Melissa Michelson and Carmen Liñero-Lopez, Tribune press service

In average life there are a handful of major transitions during which an individual can reinvent themselves and their place in society. These are times that stay with us forever, like moving to a new city, starting a new job, or joining the military. Or vote for the first time.

Reams of social science have demonstrated the powerful commitment of humans to our identities. In a given situation, we ask ourselves, “What is someone like me doing?” and then decide accordingly how we act, how we dress and, increasingly, how we engage in our democracy.

That is why the long-term health of our country depends on our ability to foster democratic participation as a fundamental principle of the identity of our people. To do this, we must create successful “civic transitions” for every American. Once a person has voted for the first time, they tend to adopt an identity as a voter and then vote again in subsequent elections. Getting young people to adopt a voter identity by inviting them to participate in our democratic processes can create a life of civic engagement.

In 2020, several student-serving organizations came together to help young people integrate civic participation into their lives during a period of deep identity transition: university enrollment. Through an initiative called Ask Every Student, they set out to increase student voter registration by trying to reach every student on nearly 200 participating campuses. An open source framework has allowed leaders to integrate voter education and outreach into universal programs such as student orientations and foundational courses. The campuses included private and public institutions, community colleges, and institutions serving minorities such as historically black colleges and universities.

An in-depth study of the effectiveness of the initiative comes to a clear conclusion: a few minutes of direct interaction has the power to have a profound impact on a person’s civic identity, especially when that person is new to the world. the democratic process.

A survey of 2,267 students from 14 campuses who participated in the AES initiative (and roughly the demographics of the AES initiative as a whole) found that students who recalled hearing about an AES program on their campuses said they were 8.3% more likely to register to vote, and 5.6% more likely to vote than those who did not. Among freshmen – the group most likely to experience profound life transitions at the time – those who recalled being encouraged to vote by an AES program on their campus were 14.2% more likely to vote. register to vote.

In total, about 76.1 percent of students surveyed said they had heard of an AES program on their campus. Assuming a similar percentage is true for the nearly 3 million students enrolled in colleges who have participated in AES, we estimate that millions of students have been affected by this initiative and that tens of thousands of them registered to vote in part because of this.

Of course, registering to vote and vote are not the only acts of democratic engagement that matter. Community service, activism, dialogue beyond differences and many other facets make up the full spectrum of vibrant civic life. But by introducing students to the fundamental functions of the democratic process, we open the door for them to positively impact their communities in multiple ways.

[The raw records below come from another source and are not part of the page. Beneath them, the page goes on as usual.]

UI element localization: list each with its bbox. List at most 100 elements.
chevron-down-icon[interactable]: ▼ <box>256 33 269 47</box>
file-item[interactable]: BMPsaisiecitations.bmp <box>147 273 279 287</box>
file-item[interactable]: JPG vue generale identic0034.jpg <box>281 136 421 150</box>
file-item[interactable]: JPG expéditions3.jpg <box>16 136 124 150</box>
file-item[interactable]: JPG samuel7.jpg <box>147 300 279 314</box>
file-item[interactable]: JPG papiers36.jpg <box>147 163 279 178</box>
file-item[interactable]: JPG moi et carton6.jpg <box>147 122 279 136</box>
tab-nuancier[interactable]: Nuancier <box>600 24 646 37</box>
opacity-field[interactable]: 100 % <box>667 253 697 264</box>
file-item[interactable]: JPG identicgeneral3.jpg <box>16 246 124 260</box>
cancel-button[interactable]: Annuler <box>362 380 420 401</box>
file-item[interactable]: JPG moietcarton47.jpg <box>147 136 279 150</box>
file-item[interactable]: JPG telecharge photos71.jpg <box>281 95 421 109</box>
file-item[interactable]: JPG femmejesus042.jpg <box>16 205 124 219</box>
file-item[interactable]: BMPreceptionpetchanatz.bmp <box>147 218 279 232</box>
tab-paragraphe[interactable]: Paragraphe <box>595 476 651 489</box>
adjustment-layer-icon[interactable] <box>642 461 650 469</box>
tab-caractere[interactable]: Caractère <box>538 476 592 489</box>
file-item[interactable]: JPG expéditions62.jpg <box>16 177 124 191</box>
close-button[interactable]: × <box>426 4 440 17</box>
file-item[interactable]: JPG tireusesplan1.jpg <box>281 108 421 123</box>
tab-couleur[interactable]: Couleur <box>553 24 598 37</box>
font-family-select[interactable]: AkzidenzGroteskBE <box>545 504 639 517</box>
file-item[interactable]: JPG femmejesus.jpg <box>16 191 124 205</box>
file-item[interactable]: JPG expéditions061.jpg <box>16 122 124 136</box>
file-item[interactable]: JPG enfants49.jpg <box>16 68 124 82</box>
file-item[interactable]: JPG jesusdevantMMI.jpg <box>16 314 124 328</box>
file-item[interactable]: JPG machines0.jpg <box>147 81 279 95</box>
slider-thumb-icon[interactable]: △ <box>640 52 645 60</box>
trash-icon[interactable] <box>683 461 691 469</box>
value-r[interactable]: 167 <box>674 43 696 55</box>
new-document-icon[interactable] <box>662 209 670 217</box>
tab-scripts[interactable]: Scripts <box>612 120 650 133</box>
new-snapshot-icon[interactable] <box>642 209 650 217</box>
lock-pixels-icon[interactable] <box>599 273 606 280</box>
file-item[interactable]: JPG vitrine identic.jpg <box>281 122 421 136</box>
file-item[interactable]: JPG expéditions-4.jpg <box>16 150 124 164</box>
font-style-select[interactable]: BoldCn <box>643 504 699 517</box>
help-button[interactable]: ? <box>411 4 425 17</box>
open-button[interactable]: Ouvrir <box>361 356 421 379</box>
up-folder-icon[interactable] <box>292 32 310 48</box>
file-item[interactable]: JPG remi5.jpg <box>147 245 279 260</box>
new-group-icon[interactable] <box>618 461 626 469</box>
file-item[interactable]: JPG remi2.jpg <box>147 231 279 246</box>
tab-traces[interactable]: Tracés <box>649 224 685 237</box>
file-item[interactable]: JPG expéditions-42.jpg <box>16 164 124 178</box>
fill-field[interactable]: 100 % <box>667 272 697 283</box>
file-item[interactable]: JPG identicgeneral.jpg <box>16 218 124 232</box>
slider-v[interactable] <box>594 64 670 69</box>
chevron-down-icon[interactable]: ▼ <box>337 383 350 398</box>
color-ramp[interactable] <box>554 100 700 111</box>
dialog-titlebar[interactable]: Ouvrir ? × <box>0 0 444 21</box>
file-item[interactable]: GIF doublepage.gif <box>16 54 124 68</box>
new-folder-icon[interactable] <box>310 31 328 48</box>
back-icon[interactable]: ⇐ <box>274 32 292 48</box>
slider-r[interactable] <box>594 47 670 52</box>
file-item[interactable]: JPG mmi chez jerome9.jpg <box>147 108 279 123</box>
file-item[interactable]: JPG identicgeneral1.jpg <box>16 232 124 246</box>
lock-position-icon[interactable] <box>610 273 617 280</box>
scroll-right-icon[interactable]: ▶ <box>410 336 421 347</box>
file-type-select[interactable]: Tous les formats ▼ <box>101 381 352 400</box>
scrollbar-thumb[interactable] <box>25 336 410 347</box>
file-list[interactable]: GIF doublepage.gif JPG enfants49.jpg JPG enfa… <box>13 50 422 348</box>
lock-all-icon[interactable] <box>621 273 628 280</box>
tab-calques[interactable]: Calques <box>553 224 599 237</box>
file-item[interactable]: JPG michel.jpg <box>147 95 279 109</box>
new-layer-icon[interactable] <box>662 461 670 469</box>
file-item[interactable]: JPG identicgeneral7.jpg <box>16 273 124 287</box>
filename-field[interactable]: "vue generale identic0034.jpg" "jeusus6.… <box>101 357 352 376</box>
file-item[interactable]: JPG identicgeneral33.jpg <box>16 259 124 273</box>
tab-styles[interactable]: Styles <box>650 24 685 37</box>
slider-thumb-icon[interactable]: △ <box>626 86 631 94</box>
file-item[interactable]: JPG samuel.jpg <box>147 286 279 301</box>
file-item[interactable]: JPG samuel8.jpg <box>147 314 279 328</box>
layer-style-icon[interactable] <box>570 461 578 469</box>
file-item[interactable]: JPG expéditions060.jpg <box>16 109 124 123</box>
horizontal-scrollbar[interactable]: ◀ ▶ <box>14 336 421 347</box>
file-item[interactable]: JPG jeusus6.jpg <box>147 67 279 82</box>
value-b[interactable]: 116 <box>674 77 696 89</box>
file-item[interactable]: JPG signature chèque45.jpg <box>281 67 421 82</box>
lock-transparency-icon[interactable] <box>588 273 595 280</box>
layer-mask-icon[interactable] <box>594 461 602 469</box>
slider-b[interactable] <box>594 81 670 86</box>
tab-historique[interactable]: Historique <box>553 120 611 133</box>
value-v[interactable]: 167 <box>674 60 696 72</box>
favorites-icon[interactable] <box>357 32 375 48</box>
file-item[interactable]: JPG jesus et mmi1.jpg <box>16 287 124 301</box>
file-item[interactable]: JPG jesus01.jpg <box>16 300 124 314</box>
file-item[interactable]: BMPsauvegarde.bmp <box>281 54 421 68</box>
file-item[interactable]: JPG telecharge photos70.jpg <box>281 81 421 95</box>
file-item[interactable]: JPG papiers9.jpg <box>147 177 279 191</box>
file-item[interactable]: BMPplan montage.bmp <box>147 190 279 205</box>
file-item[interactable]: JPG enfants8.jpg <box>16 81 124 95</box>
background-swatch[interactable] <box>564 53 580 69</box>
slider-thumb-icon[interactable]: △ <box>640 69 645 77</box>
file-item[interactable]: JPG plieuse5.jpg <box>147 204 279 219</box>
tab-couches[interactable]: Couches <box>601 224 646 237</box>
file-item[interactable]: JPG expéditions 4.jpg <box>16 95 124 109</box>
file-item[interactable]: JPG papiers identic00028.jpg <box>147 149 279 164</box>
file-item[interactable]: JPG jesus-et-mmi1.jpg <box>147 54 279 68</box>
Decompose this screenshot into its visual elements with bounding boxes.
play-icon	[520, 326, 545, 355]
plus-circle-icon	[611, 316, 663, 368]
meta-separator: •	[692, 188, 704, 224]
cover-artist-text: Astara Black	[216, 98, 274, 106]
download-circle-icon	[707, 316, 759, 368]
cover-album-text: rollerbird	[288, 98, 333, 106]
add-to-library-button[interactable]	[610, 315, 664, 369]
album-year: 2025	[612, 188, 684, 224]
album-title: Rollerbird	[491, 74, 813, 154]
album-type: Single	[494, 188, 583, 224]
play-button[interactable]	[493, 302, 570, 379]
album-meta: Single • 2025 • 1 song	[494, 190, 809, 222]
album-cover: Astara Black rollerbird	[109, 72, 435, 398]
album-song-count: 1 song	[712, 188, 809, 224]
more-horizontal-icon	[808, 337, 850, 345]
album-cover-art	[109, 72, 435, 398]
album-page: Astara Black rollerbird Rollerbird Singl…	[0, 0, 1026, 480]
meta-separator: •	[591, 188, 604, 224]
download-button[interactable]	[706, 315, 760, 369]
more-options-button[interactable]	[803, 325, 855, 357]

One of the most interesting lessons from the study was the extent to which students shared with their families the information they learned from an AES program on their campus. In our conversations with students from these campuses – we held 24 focus groups across the 14 study campuses – students noted how they shared AES program information with their families, thereby disseminating the impact of the initiative. .

Most Americans will experience some sort of major life transition over the next decade. These times of transition, especially for young people, are an opportunity to better shape their civic identity, but only if we commit to reaching them where they are.

American democracy is going through its own moment of transition, challenged by growing partisan polarization, reduced trust in public institutions, and increased incidents of undemocratic attitudes and behavior. In this context, applying the lessons of Ask Every Student on a large scale will promote participation and positive identities as voters, as well as strengthen our democracy.